緑がかったパネルには、心底嫌そうな、眉をひそめている人物が映っていた。
「あと、その菓子のカスはちゃんと掃除してくださいね、キュレス。あとカードも」
「あ、キーレスじゃーん、ポテチ食べる?これ期間限定でうまいんだよね〜」
キュレス――キュレス・マーティアルは悪びれる様子も無くパネルの向こうの人物、キーレス・リアリードにポテチを勧めている。
「いりません。ゼノ様もキュレスと絡んでないで早く仕事してきてください。」
「ワシの今日の仕事は終わったぞ?」
ゼノと呼ばれた神はきょとんとした顔でキーレスを見ている。まぁ、仕事が終わったとでも思っているんだろう。
「終わってませんよ。まだ財政管理が残ってます。」
「ぎくっ…」
ゼノは大袈裟なほど肩を落とし、それでも聞こえないと言うようにキュリスとまだポテチの取り合いをしている。
ラウンジの喧騒から少し離れた場所。
全ての音が無くなり、静寂が支配する空間――図書館。
幾千幾万の本が棚に収められ、天井の見えない暗闇はあたかもここだけ夜のよう。
「…うるさいわね…….」
彼女が座っている紫色のふかふかのロッキングチェアは動きながら浮いているように見える。愚痴を零しながら分厚い本のページを捲る彼女の周りには積み重なった本や、薬草、空瓶などが無造作に転がっている。
「ルキス、あなたも言ってやってください。ゼノ様が仕事に取り掛からずに
キュレスとポテチの取り合いをしているのですが。」
ルキス――ルキス・リバーティは目線だけを上げ、鬱陶しそうにパネルを一瞬見上げた後、また本に視線を落とした。

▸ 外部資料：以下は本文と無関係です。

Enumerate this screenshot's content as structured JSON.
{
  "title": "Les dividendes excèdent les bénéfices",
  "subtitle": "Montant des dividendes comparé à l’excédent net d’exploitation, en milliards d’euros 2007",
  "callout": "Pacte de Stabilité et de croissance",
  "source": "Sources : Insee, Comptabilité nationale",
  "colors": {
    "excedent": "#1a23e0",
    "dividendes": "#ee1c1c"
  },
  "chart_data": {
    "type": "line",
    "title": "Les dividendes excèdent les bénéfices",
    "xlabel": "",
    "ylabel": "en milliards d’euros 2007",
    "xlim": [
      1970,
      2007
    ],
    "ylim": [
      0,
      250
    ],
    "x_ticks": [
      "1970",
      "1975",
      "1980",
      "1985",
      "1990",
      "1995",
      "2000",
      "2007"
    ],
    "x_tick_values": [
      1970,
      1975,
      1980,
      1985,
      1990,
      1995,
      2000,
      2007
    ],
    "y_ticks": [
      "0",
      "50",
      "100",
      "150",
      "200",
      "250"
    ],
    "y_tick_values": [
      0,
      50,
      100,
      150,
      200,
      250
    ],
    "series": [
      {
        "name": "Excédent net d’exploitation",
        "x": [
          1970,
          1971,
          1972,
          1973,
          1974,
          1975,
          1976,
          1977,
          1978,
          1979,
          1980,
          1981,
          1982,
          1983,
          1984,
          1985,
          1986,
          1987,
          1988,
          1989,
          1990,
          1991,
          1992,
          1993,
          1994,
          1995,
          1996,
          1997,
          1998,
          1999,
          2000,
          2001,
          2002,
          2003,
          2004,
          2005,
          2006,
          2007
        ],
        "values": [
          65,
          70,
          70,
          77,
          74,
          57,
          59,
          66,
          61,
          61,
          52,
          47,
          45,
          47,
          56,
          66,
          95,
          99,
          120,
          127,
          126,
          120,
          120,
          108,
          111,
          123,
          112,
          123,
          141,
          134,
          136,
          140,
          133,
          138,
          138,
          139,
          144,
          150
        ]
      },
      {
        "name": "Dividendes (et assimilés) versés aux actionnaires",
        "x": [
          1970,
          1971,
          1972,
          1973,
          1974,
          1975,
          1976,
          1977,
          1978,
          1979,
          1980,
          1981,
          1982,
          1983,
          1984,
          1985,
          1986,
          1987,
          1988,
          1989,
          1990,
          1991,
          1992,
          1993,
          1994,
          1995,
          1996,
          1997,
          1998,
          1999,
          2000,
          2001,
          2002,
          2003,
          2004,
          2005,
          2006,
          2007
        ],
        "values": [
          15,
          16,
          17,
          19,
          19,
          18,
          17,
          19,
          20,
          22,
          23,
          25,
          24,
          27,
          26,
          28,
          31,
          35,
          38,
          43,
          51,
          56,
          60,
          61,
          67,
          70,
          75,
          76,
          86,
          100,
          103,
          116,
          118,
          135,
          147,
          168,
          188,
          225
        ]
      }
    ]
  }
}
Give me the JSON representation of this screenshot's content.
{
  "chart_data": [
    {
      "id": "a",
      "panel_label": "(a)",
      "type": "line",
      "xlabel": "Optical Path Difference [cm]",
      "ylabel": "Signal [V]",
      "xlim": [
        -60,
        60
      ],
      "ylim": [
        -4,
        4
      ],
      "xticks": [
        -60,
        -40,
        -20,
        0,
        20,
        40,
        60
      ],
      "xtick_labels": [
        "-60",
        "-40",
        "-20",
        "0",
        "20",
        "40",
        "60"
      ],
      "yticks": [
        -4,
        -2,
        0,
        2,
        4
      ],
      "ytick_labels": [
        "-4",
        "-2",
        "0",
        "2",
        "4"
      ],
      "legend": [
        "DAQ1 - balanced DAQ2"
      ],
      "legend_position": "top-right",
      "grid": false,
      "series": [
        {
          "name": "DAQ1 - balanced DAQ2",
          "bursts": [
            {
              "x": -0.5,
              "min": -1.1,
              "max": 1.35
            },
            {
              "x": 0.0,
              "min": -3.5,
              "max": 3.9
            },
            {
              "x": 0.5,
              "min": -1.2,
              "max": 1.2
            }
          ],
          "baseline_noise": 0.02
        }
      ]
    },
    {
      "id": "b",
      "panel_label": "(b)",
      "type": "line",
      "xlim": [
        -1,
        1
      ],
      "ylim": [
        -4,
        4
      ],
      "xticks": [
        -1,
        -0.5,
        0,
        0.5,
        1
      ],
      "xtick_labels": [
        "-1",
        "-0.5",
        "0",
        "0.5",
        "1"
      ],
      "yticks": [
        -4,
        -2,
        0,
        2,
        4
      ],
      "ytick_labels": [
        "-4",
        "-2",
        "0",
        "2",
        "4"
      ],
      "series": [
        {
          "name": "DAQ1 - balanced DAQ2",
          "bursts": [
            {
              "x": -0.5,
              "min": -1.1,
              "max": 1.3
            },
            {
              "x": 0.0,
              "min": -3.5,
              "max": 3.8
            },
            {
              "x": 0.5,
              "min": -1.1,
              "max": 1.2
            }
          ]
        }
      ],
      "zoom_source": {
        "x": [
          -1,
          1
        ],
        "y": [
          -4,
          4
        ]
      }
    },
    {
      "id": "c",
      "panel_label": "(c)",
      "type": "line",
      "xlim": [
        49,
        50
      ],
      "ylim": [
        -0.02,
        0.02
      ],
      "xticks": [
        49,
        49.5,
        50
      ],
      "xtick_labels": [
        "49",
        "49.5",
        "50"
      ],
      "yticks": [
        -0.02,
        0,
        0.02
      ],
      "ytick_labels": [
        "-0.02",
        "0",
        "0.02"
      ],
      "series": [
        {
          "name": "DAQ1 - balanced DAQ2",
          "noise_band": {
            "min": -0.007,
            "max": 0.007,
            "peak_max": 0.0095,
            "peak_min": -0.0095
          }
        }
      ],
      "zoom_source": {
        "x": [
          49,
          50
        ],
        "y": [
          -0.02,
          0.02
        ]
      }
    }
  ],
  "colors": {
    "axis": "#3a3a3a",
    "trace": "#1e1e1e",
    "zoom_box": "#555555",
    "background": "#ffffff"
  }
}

「キーレス、私を巻き込まないでくれる?あとゼノは早く古書修復の申請通して。」
「はぁ…どうしたものか…」
彼女の返答を聞くや否やキーレスはこめかみを抑え唸る。
「あ、キーレス、なんか地震来てない?」
キーレスがラウンジの方のパネルに視線を向けると、キュレスのお気に入りの炭酸が小刻みに、かつ規則的に揺れているのが見えた。
「地震ですか…久しく来てませんでしたね。
天界に地震が来るということは下界は結構揺れが強そうです。………!ゼノ様!魔界に一番近い結界が今しがた破られました!」
「あれ、見て!なんか黒いのあがってる!」
キュレスが指した先には下界まで見えるベランダから黒い煙がたちこめている。それをキーレスが視認したであろう瞬間、監視塔にアラートの音がけたたましく鳴る。
「ゼノ様!下界から援軍の要請が来ています!ご指示を!」
「ふむ…お前らは直ちに戦場へ向かえ。こちらで援軍の用意をする。」
一瞬にしてほんわかした空気は失われ、皆が戦闘態勢に入っていった。
図書館はというと、地震によって本が崩れ落ち、見るも無残になっている。
その中で彼女は読んでいた本を閉じ、何日ぶりかの床に足をつける。